One would think that attending college while working substantial hours per week would force individuals out of civic life. However, in “The Political Participation of College Students, Working Students and Working Youth” (CIRCLE Working Paper 37, 2005), Sharon E. Jarvis, Lisa Montoya & Emily Mulvoy find that “student workers report higher levels of political interest, political skills, political mobilization and political participation than their college student and working youth peers.”

Having said all that, I think Semuels is onto an important story about the suppressive effects of work today. It’s not so much the longer hours as the lack of workers’ organizations, the fragmentation of the workforce, the weakening civic mission of many firms and organizations, and the atmosphere of surveillance that likely reduces civic and political participation.

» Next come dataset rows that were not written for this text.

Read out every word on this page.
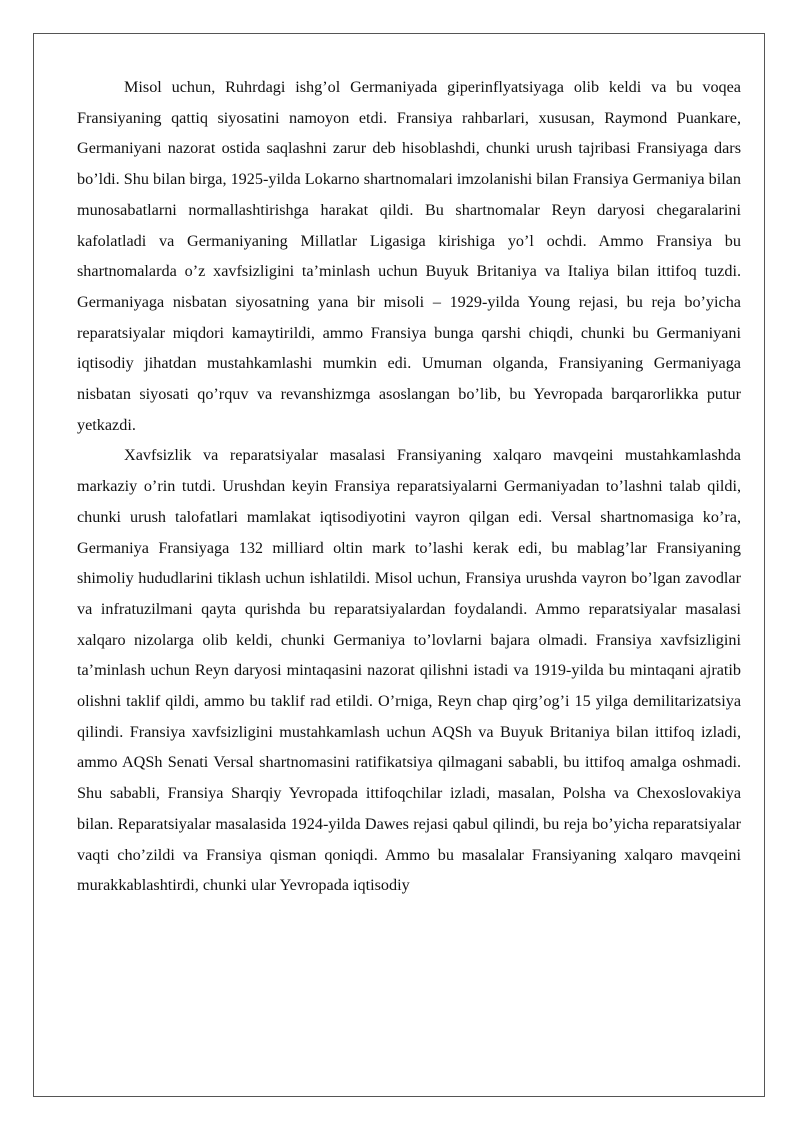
Misol uchun, Ruhrdagi ishg’ol Germaniyada giperinflyatsiyaga olib keldi va bu voqea Fransiyaning qattiq siyosatini namoyon etdi. Fransiya rahbarlari, xususan, Raymond Puankare, Germaniyani nazorat ostida saqlashni zarur deb hisoblashdi, chunki urush tajribasi Fransiyaga dars bo’ldi. Shu bilan birga, 1925-yilda Lokarno shartnomalari imzolanishi bilan Fransiya Germaniya bilan munosabatlarni normallashtirishga harakat qildi. Bu shartnomalar Reyn daryosi chegaralarini kafolatladi va Germaniyaning Millatlar Ligasiga kirishiga yo’l ochdi. Ammo Fransiya bu shartnomalarda o’z xavfsizligini ta’minlash uchun Buyuk Britaniya va Italiya bilan ittifoq tuzdi. Germaniyaga nisbatan siyosatning yana bir misoli – 1929-yilda Young rejasi, bu reja bo’yicha reparatsiyalar miqdori kamaytirildi, ammo Fransiya bunga qarshi chiqdi, chunki bu Germaniyani iqtisodiy jihatdan mustahkamlashi mumkin edi. Umuman olganda, Fransiyaning Germaniyaga nisbatan siyosati qo’rquv va revanshizmga asoslangan bo’lib, bu Yevropada barqarorlikka putur yetkazdi.

Xavfsizlik va reparatsiyalar masalasi Fransiyaning xalqaro mavqeini mustahkamlashda markaziy o’rin tutdi. Urushdan keyin Fransiya reparatsiyalarni Germaniyadan to’lashni talab qildi, chunki urush talofatlari mamlakat iqtisodiyotini vayron qilgan edi. Versal shartnomasiga ko’ra, Germaniya Fransiyaga 132 milliard oltin mark to’lashi kerak edi, bu mablag’lar Fransiyaning shimoliy hududlarini tiklash uchun ishlatildi. Misol uchun, Fransiya urushda vayron bo’lgan zavodlar va infratuzilmani qayta qurishda bu reparatsiyalardan foydalandi. Ammo reparatsiyalar masalasi xalqaro nizolarga olib keldi, chunki Germaniya to’lovlarni bajara olmadi. Fransiya xavfsizligini ta’minlash uchun Reyn daryosi mintaqasini nazorat qilishni istadi va 1919-yilda bu mintaqani ajratib olishni taklif qildi, ammo bu taklif rad etildi. O’rniga, Reyn chap qirg’og’i 15 yilga demilitarizatsiya qilindi. Fransiya xavfsizligini mustahkamlash uchun AQSh va Buyuk Britaniya bilan ittifoq izladi, ammo AQSh Senati Versal shartnomasini ratifikatsiya qilmagani sababli, bu ittifoq amalga oshmadi. Shu sababli, Fransiya Sharqiy Yevropada ittifoqchilar izladi, masalan, Polsha va Chexoslovakiya bilan. Reparatsiyalar masalasida 1924-yilda Dawes rejasi qabul qilindi, bu reja bo’yicha reparatsiyalar vaqti cho’zildi va Fransiya qisman qoniqdi. Ammo bu masalalar Fransiyaning xalqaro mavqeini murakkablashtirdi, chunki ular Yevropada iqtisodiy
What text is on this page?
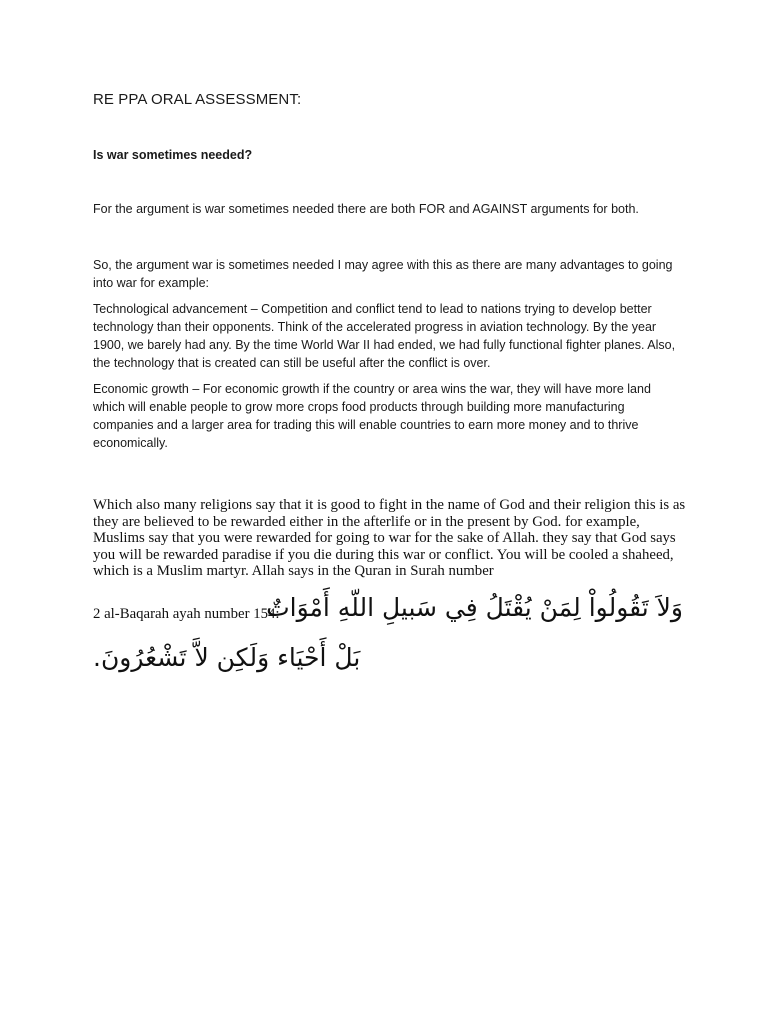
RE PPA ORAL ASSESSMENT:

Is war sometimes needed?

For the argument is war sometimes needed there are both FOR and AGAINST arguments for both.

So, the argument war is sometimes needed I may agree with this as there are many advantages to going into war for example:

Technological advancement – Competition and conflict tend to lead to nations trying to develop better technology than their opponents. Think of the accelerated progress in aviation technology. By the year 1900, we barely had any. By the time World War II had ended, we had fully functional fighter planes. Also, the technology that is created can still be useful after the conflict is over.

Economic growth – For economic growth if the country or area wins the war, they will have more land which will enable people to grow more crops food products through building more manufacturing companies and a larger area for trading this will enable countries to earn more money and to thrive economically.

Which also many religions say that it is good to fight in the name of God and their religion this is as they are believed to be rewarded either in the afterlife or in the present by God. for example, Muslims say that you were rewarded for going to war for the sake of Allah. they say that God says you will be rewarded paradise if you die during this war or conflict. You will be cooled a shaheed, which is a Muslim martyr. Allah says in the Quran in Surah number

2 al-Baqarah ayah number 154:
وَلاَ تَقُولُواْ لِمَنْ يُقْتَلُ فِي سَبيلِ اللّهِ أَمْوَاتٌ
بَلْ أَحْيَاء وَلَكِن لاَّ تَشْعُرُونَ.
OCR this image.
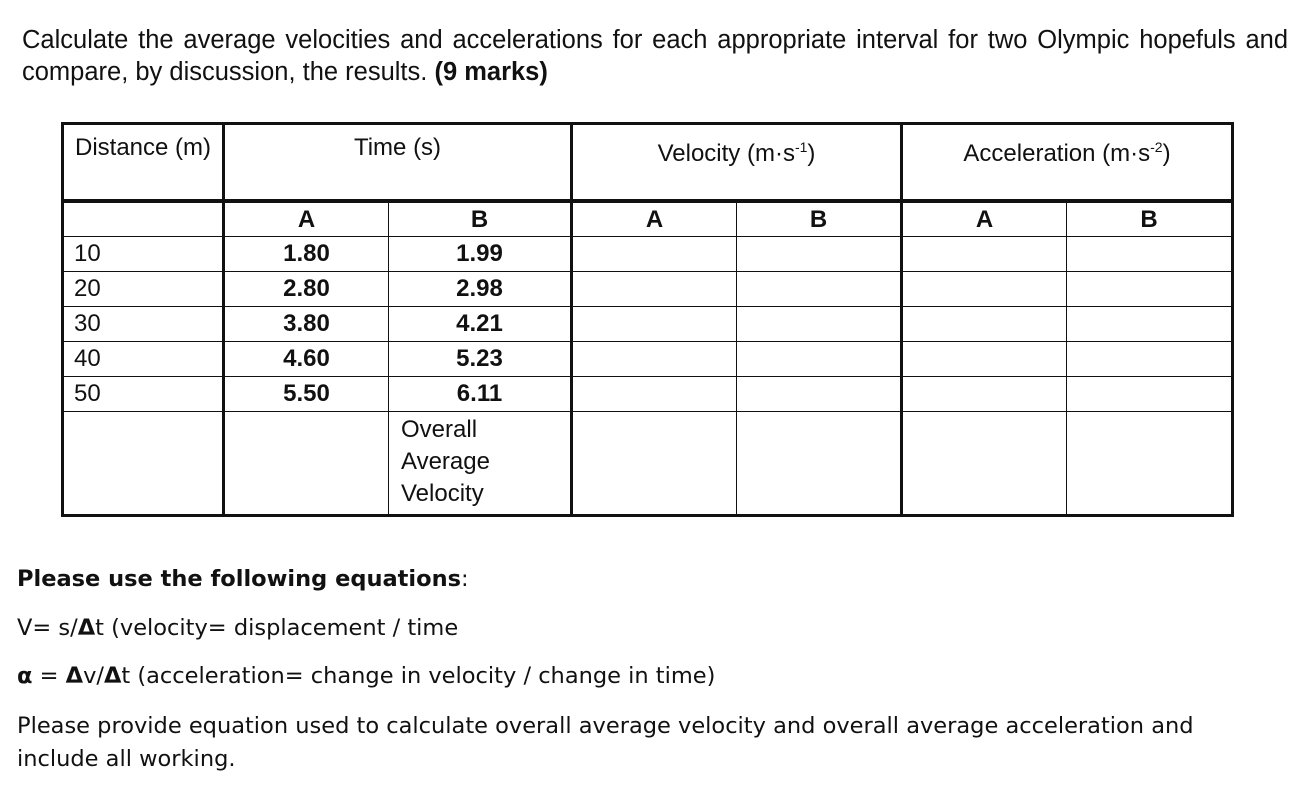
Calculate the average velocities and accelerations for each appropriate interval for two Olympic hopefuls and compare, by discussion, the results. (9 marks)

Distance (m)	Time (s)		Velocity $(m\cdot s^{-1})$		Acceleration $(m\cdot s^{-2})$	
	A	B	A	B	A	B
10	1.80	1.99				
20	2.80	2.98				
30	3.80	4.21				
40	4.60	5.23				
50	5.50	6.11				
		Overall Average Velocity				

Please use the following equations:

V= s/Δt (velocity= displacement / time

α = Δv/Δt (acceleration= change in velocity / change in time)

Please provide equation used to calculate overall average velocity and overall average acceleration and include all working.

Semuels writes, “Civic engagement has been proved to help people flourish, Levine said. They develop skills that help them at work, they’re less depressed and they live longer, he said.” Work that involves public problem-solving can therefore be good for the worker as well as the society. When work lacks a public dimension, unpaid civic engagement can be a partial antidote, giving the worker a sense of purpose and value (and also imparting skills and network ties that can lead to better careers). But if a job suppresses civic participation outside of work, then the negative psychological impact may compound. It will then be even harder for a person to get engaged in order to improve her community, her work environment, and her personal well-being.